In generale un server può (di norma deve) essere in grado di rispondere a più di un client, per cui è possibile che molti programmi possano interagire contemporaneamente, quello che contraddistingue il modello però è che l'architettura dell'interazione è sempre nei termini di molti verso uno, il server, che viene ad assumere un ruolo privilegiato.
Seguono questo modello tutti i servizi fondamentali di internet, come le pagine web, la posta elettronica, ftp, telnet, ssh e praticamente ogni servizio che viene fornito tramite la rete, anche se, come abbiamo visto, il modello è utilizzato in generale anche per programmi che, come gli esempi che abbiamo usato in cap. 12 a proposito della comunicazione fra processi nello stesso sistema, non fanno necessariamente uso della rete.
Normalmente si dividono i server in due categorie principali, e vengono detti concorrenti o iterativi, sulla base del loro comportamento. Un server iterativo risponde alla richiesta inviando i dati e resta occupato e non rispondendo ad ulteriori richieste fintanto che non ha fornito una risposta alla richiesta. Una volta completata la risposta il server diventa di nuovo disponibile.

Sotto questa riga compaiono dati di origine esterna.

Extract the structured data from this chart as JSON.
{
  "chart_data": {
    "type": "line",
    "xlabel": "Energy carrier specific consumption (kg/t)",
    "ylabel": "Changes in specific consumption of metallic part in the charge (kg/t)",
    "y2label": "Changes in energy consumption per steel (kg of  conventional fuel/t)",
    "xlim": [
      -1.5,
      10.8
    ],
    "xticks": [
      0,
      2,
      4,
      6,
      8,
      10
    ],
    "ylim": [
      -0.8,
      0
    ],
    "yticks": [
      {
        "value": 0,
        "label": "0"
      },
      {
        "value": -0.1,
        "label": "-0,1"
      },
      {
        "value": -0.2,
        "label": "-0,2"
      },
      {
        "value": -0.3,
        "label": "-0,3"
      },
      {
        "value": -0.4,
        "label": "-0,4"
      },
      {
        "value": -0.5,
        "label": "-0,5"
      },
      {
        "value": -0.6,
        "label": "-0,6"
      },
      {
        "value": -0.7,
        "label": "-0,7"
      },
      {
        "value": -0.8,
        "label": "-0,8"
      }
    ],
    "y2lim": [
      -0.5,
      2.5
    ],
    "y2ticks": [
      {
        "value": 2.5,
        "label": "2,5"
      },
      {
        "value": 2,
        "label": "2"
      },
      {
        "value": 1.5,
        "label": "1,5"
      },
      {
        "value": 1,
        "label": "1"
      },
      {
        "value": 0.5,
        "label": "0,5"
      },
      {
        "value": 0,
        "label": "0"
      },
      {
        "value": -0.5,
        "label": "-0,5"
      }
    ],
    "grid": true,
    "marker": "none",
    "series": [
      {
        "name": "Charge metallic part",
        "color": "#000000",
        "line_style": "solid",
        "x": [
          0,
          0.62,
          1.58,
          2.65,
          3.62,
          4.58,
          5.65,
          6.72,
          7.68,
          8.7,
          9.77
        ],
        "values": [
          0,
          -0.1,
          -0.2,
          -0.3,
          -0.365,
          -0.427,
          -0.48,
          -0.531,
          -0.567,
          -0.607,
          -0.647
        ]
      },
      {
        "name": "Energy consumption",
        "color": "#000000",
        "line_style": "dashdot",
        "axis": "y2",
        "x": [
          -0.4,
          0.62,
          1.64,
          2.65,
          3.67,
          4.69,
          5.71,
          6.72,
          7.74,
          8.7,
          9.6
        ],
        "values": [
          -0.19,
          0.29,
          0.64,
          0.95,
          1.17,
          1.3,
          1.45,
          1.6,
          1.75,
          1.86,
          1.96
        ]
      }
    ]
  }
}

Un server concorrente al momento di trattare la richiesta crea un processo figlio (o un thread) incaricato di fornire i servizi richiesti, per porsi immediatamente in attesa di ulteriori richieste. In questo modo, con sistemi multitasking, più richieste possono essere soddisfatte contemporaneamente. Una volta che il processo figlio ha concluso il suo lavoro esso di norma viene terminato, mentre il server originale resta sempre attivo.